Happy New Year : Now Reboot all your Azure VMs (Updated)

 

Happy New Year, my fellow admins!

In a wonderful start to 2018, Microsoft has decided to enforce a reboot of customer VMs in several regions.

I’d recommend you check your Azure Service Health blade’s “Planned Maintenance” section if you run anything in Azure before January 9th 12:00 UTC to see if you are affected!

Text of the notice below:

Dear Azure customer,

Your Azure Virtual Machines (VMs) require an important security and maintenance update. The vast majority of Azure updates are performed without impact but, for this specific update, a reboot of your VMs is necessary.

A maintenance window has been scheduled starting January 10th 2018 (00:00 UTC) during which, Azure will automatically perform the required VM reboot. An affected VM will be unavailable for several minutes, as it reboots. For any VM in an availability set or a VM scale set, Azure will reboot the VMs one Update Domain at a time to limit the impact to your environments. Additionally, operating system and data disks will be retained during this maintenance.

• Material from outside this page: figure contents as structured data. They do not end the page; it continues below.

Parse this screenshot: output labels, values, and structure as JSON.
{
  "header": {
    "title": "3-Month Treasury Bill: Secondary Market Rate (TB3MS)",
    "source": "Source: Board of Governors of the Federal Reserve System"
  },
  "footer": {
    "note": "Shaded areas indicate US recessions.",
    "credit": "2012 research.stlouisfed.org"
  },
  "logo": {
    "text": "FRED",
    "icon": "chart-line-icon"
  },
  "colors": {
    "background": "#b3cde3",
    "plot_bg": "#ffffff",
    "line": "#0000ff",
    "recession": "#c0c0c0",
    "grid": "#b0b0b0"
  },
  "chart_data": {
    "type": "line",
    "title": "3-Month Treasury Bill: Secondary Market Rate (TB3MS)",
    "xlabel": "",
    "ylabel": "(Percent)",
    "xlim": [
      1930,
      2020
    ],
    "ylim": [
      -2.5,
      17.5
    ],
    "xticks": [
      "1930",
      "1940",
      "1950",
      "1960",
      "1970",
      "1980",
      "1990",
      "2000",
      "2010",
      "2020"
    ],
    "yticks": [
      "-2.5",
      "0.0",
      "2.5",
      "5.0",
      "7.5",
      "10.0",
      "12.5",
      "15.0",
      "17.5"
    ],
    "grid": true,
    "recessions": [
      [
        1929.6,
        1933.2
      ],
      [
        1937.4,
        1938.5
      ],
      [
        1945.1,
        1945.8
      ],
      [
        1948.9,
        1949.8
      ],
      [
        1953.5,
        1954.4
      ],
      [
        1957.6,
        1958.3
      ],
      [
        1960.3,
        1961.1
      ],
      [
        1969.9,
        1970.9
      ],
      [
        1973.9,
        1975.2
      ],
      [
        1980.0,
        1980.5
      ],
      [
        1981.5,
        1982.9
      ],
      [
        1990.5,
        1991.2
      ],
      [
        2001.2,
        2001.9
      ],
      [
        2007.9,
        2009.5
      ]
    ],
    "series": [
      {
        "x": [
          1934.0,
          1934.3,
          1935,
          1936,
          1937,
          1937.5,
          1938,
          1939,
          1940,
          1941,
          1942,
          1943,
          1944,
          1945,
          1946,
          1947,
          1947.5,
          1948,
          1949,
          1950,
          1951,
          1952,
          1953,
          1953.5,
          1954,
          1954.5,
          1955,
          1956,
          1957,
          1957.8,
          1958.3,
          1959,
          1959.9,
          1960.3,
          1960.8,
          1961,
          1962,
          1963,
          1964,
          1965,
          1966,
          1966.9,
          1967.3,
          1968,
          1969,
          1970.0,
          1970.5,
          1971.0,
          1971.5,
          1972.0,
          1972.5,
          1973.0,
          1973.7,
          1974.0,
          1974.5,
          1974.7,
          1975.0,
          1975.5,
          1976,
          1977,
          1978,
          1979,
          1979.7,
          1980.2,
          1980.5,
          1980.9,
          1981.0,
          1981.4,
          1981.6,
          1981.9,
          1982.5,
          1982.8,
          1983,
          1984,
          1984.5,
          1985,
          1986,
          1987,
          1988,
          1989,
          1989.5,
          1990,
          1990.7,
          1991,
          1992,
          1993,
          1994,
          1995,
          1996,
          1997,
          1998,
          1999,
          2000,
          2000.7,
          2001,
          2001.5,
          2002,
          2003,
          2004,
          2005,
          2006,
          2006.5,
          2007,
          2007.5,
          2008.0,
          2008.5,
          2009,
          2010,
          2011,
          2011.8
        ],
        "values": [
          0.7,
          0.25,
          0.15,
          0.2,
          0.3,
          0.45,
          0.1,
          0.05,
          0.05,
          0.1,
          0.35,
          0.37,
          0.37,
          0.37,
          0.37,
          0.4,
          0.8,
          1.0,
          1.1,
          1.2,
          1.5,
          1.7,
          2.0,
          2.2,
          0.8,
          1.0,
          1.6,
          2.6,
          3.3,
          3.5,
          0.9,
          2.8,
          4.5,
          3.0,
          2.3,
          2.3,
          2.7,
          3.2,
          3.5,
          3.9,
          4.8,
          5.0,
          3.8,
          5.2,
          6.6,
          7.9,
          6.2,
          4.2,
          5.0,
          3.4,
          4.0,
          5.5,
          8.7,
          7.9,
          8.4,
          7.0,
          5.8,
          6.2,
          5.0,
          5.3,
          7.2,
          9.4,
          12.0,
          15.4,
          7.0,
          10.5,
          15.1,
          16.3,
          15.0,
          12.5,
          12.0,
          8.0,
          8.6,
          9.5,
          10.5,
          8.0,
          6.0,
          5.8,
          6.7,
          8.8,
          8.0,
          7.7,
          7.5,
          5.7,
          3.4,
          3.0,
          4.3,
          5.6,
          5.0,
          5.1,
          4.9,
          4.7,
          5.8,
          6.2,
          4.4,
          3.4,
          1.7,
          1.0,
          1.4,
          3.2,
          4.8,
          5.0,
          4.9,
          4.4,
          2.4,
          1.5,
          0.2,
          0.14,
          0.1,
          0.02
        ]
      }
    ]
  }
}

You have one or more VMs that are eligible to initiate self-service maintenance proactively at any time between now and January 9th, 2018 (12:00 UTC). You can see which VMs are eligible for a self-service maintenance and initiate this step using the Azure Portal (Use the Azure Service Health link below). Also see the how-to guides for Windows/Linux VMs to learn more.

If you complete this self-service maintenance step before January 9th, your VMs will be marked as updated and will not be impacted by the scheduled maintenance window. If you initiate self-service maintenance, the temporary disk will not be maintained.

Interestingly, it appears that VMs deployed after November 2017 are not affected (at least for my subscription).

There’s been a lot of discussion in the places of the internet where admins like to lurk over the last few days of a rumoured vulnerability in Intel CPUs, for a full explanation of the issue I’d recommend checking out Python Sweetness’ blog here.

It may be a co-incidence, but I think it’s interesting that:

  • NT patches appeared in November
  • Azure Virtual Machines since November (for me at least) appear to be unaffected
  • This issue is rumoured to affect Hyperscaler virtualisation.
  • Remediation requires a reboot.

And, even more interesting, the “eligible self-service maintenance” Microsoft speaks of, is actually a Redeployment of the Virtual Machine, which suggests host migrations might be part of the background work that is going on in this “important security and maintenance update”.

I’m a little annoyed that this didn’t go out as an email, but I’m also going to go through and check my Service Health notification settings. I only spotted it by sheer luck.

I’m guessing the reason that there is little more information on this is that the issue is still under embargo, as there’s talk that the issue only affects Intel CPUs. 

Oh, and also, Intel’s CEO sold a bunch of his stock in about mid-december…… 

Good luck, and happy remediation!

Update 01:00 UTC 04JAN:

Well… this is completely irrelevant now as Microsoft runs through redeploying all Azure VMs. I’m guessing that Google published full details in response to Intel’s awesome press release.

Update 20:08 UTC 03JAN:

Have found out via Microsoft Support that the service health blade is horribly inaccurate and there’s actually 5 possible states for your virtual machine/s to be in:

  • Self-Service Maintenance Avaliable
  • Scheduled Maintenance Required – Stop/Deallocate -> Start Reccomended
  • Scheduled Maintenance Required – Redeploy recommended
  • Scheduled Maintenance Required – Redeploy can be considered
  • Already Updated

Apparently the only way to tell which VM is in which state is to run a report that only Microsoft Support can run, which means for those Azure admins without a current support agreement I wish you the best of luck! 🙁

I ended up logging a case due to “remediating” a virtual machine a couple of times to only have it pop back to “maintenance scheduled” status.

I’ve asked for further clarification on each status’s meaning, as well as when the Azure Service Health blade will be fixed so it’s actually worth reading the “Affected” list.